Review: Turandot (Royal Opera House)

Andrei Serban’s take on Puccini’s Chinese opera returns to Covent Garden in its 16th revival

Lise Lindstrom as Turandot and Roberto Alagna as Calaf in Turandot (ROH)
Lise Lindstrom as Turandot and Roberto Alagna as Calaf in Turandot (ROH)
©Tristram Kenton

It's a house favourite, a riot of colour and a feast of vulgarity, so what better way to end the Royal Opera season than with a double-cast run of Turandot? Puccini's final opera, unfinished at his death but here performed in the customary Franco Alfano completion, has beatings, beheadings and 'Nessun Dorma'. Enjoy.

And I did – enormously – in Andrew Sinclair's sharp revival of Andrei Serban's 1984 production, a staging that is father of the house, so to speak, now that John Copley's elderly La bohème has been pensioned off. Unlike that fusty favourite, though, Serban's theatricality has scarcely dated. The aesthetic clash of t'ai chi and Fu Manchu remains irresistible.

Much of the credit for its longevity rests with the fabulously extravagant cartoonish designs of Sally Jacobs, and with the choreography of Kate Flatt, she of Les Misérables fame, who returns at every revival to ginger up the movement. This is as splendid as ever, although the contrast between the precise work of Flatt's dancers and the slack-armed line-up of chorus and children in Act 1 suggests that she might not have had quite enough access to the non-hoofers.

The cast led by Lise Lindstrom in the title role is also the one that'll be seen at outdoor screenings this coming Friday (14 July) as part of BP Big Screens. It is a first-rate company, with Lindstrom herself magisterial as the tortured ice queen who needs to get in touch with her emotions. The American soprano's voice was forthright and steely as befits the part, her every note a 1000-volt shock to the senses.

'Power and brio'

Husband and wife team Roberto Alagna and Aleksandra Kurzak are the obsessive Calaf and the tragic slave girl Liù, and both were on fine form at their second performance. If Alagna's low notes were only just good enough, his famous high register was firm and heroic and he emoted like a true actor in 'Nessun dorma'. Kurzak was vocally heartrending as the opera's second soprano lead, and she inhabited her character so fully that Serban's one glaring directorial misjudgement was thrown into stark relief.

This is where he squirrels Liù and her blind master, Timur (bass Brindley Sherratt in his third major role of the summer after stunning turns in Der Rosenkavalier and Billy Budd), out of mind under a side canopy even though her silent reactions to unfolding events are critical.

Everything else is on the money, as entertaining as a Hammer horror and as musically satisfying as… well, as Puccini ought to be in a great opera house but often isn't.
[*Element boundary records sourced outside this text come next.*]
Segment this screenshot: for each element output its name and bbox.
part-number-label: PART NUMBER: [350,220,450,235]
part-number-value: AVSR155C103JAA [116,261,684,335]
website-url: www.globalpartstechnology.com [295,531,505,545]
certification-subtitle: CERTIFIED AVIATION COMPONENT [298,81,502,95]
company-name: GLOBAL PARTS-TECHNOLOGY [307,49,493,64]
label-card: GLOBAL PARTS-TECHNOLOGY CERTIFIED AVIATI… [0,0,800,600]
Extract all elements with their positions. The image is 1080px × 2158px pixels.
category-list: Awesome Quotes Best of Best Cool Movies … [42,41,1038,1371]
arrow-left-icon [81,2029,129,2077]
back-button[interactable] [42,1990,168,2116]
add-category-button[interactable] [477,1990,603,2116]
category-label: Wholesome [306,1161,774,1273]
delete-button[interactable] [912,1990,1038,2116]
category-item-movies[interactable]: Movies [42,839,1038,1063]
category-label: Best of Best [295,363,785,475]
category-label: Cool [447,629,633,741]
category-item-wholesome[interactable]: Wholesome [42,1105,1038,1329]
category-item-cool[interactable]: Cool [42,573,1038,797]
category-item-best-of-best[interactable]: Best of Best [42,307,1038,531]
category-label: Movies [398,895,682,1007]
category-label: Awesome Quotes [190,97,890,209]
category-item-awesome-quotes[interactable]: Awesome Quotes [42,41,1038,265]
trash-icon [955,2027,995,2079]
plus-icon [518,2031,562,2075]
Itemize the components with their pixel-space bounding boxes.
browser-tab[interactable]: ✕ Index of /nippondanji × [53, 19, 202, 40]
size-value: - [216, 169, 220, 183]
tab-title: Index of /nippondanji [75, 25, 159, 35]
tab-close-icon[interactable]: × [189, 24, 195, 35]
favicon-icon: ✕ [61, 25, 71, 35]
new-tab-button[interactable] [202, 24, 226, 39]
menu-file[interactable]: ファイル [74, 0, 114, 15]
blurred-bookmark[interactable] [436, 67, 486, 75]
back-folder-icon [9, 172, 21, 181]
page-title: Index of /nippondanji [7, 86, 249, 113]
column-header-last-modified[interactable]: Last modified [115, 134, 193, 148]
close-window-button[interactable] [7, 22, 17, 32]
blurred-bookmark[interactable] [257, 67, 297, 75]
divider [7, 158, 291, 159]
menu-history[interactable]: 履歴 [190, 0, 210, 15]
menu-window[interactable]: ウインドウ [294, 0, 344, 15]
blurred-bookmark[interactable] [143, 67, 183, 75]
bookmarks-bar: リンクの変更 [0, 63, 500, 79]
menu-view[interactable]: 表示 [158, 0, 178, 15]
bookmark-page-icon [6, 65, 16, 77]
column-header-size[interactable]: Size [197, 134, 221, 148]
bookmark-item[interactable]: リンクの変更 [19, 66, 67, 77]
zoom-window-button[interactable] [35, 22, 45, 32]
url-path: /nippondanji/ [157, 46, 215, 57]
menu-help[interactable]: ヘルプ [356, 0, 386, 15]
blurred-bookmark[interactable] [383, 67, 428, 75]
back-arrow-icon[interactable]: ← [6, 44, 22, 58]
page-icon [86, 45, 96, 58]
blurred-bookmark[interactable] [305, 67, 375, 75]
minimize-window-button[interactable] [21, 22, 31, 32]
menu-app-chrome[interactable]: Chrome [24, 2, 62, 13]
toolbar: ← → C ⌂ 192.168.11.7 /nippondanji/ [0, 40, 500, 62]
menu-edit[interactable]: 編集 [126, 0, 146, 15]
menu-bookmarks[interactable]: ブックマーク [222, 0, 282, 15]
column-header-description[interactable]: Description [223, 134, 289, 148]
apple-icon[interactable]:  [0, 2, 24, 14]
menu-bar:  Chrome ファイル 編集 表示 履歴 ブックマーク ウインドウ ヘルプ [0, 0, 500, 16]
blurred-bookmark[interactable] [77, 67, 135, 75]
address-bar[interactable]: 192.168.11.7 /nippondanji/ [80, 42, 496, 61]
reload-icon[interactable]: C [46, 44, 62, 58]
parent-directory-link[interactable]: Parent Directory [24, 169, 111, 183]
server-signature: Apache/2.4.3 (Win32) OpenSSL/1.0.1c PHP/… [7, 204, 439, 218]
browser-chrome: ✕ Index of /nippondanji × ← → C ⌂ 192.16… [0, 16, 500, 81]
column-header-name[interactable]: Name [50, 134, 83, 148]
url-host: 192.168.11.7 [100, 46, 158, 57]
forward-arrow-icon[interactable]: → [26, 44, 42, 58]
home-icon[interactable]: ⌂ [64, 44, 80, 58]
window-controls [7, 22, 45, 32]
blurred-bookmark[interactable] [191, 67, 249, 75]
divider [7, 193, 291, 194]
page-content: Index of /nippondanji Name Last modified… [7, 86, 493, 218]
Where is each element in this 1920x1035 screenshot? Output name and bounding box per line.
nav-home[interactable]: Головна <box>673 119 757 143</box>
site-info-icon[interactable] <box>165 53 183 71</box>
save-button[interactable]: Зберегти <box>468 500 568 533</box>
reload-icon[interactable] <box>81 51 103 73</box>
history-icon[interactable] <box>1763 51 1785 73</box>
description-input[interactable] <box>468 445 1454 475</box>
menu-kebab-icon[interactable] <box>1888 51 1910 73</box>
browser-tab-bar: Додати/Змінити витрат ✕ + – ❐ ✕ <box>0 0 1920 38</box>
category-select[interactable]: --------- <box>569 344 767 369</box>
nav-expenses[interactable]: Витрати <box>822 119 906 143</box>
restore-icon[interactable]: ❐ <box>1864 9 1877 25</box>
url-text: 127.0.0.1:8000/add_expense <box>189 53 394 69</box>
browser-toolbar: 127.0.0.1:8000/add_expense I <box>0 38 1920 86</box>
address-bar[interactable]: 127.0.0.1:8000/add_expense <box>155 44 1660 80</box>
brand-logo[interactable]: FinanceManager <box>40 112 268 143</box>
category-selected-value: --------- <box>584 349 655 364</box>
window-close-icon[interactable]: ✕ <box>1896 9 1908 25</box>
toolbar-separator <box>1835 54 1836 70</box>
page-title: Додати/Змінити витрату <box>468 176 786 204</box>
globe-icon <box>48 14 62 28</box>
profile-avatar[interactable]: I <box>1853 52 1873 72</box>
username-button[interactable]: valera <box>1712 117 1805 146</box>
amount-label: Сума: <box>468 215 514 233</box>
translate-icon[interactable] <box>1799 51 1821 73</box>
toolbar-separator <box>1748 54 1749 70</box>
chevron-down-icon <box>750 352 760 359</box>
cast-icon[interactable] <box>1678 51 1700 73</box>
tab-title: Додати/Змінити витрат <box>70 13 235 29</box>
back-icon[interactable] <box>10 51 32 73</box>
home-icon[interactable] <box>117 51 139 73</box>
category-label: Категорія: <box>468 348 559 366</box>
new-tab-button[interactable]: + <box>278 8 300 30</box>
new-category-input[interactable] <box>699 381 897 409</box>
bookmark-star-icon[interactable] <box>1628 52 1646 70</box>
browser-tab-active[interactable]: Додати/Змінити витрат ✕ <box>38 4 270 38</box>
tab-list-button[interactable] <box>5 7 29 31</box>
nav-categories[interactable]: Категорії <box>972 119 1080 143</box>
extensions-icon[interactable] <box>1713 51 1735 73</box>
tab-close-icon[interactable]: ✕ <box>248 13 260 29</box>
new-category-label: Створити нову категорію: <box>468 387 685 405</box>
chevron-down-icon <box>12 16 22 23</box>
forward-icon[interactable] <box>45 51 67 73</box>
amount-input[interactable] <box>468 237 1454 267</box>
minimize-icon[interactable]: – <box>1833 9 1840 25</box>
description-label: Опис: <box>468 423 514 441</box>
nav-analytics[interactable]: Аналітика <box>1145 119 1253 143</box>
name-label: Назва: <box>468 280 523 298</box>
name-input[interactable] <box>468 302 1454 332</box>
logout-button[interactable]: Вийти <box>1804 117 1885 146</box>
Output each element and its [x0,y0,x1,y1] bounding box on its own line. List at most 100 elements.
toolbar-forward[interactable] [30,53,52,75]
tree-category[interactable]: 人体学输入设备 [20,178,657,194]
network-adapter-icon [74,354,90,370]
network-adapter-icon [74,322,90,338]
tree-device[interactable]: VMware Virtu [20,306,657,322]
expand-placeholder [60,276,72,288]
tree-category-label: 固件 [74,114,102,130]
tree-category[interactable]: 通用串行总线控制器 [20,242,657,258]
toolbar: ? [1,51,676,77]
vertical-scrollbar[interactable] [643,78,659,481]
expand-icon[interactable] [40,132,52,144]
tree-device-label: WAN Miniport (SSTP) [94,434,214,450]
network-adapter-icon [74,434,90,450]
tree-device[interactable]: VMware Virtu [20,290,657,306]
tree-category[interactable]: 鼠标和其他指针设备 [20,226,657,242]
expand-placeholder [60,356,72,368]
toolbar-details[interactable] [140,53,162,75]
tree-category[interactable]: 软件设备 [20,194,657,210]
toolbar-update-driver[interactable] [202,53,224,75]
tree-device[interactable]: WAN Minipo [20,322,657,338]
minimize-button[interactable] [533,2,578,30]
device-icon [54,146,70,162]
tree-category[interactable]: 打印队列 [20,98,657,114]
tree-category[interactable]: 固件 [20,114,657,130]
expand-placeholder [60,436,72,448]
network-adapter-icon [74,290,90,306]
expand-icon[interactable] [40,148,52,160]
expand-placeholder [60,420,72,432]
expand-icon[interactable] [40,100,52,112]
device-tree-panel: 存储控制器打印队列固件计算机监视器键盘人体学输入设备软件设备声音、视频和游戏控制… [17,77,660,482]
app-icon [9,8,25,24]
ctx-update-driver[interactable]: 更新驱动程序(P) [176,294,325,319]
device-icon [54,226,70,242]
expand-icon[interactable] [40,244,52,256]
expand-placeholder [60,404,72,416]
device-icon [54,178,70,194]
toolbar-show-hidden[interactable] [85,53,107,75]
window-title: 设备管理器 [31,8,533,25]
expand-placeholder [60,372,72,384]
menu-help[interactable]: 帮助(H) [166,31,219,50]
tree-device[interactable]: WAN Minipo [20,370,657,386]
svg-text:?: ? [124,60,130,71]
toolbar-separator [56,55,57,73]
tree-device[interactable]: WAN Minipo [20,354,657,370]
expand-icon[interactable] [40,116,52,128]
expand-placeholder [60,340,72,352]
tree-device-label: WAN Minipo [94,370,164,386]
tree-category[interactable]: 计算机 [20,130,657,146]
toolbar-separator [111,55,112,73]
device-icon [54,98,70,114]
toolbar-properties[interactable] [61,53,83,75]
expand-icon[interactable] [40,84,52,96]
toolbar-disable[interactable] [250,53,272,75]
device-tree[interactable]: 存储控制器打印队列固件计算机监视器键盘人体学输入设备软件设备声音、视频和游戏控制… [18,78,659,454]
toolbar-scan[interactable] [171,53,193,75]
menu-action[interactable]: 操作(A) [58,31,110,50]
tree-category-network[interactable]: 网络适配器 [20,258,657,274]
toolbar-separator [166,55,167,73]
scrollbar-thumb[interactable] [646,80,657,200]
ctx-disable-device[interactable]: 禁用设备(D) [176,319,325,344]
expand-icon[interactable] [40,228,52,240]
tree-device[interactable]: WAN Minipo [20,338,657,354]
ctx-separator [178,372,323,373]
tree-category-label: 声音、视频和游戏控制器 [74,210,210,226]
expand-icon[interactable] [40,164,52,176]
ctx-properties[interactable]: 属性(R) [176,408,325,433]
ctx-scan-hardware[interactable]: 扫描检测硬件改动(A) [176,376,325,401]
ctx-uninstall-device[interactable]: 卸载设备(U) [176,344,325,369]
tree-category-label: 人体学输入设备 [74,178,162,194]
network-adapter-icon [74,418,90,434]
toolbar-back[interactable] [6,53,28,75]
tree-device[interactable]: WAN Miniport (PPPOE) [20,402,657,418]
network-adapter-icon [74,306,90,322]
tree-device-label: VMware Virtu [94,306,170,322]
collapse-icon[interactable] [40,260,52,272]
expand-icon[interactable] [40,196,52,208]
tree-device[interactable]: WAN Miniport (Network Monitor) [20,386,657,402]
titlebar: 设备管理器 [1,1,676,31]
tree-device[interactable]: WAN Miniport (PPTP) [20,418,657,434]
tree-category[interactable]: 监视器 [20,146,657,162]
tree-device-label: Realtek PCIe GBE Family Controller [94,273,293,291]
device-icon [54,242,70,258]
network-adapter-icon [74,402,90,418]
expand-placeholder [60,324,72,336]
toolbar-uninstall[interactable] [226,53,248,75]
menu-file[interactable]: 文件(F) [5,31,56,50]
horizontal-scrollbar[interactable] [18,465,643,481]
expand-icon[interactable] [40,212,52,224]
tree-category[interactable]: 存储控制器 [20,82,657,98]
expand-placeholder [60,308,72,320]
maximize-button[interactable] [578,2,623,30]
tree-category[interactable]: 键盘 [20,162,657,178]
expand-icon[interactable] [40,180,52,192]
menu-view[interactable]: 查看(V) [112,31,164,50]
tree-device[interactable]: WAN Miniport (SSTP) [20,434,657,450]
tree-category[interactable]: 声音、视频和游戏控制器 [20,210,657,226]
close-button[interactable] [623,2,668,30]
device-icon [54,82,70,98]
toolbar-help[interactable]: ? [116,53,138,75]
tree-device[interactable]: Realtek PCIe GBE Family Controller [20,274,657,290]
Dan Ettinger conducted with panache and an interesting way with tempo (typically he held the music back then cut forth in unexpected surges) and the Royal Opera Chorus responded with fabulous power and brio.

The strength in secondary roles was a bonus, with idiomatic contributions from Yuriy Yurchuk as the choric Mandarin, Robin Leggate as a god-like Emperor Altoum, and from Leon Košavić, Samuel Sakker and David Junghoon Kim as Ping, Pang and Pong, the sinister minister trinity.

Turandot continues in repertory at the Royal Opera House until 16 July. At certain performances it is sung by an alternate cast led by Christine Goerke, Aleksandrs Antonenko and Hibla Gerzmava.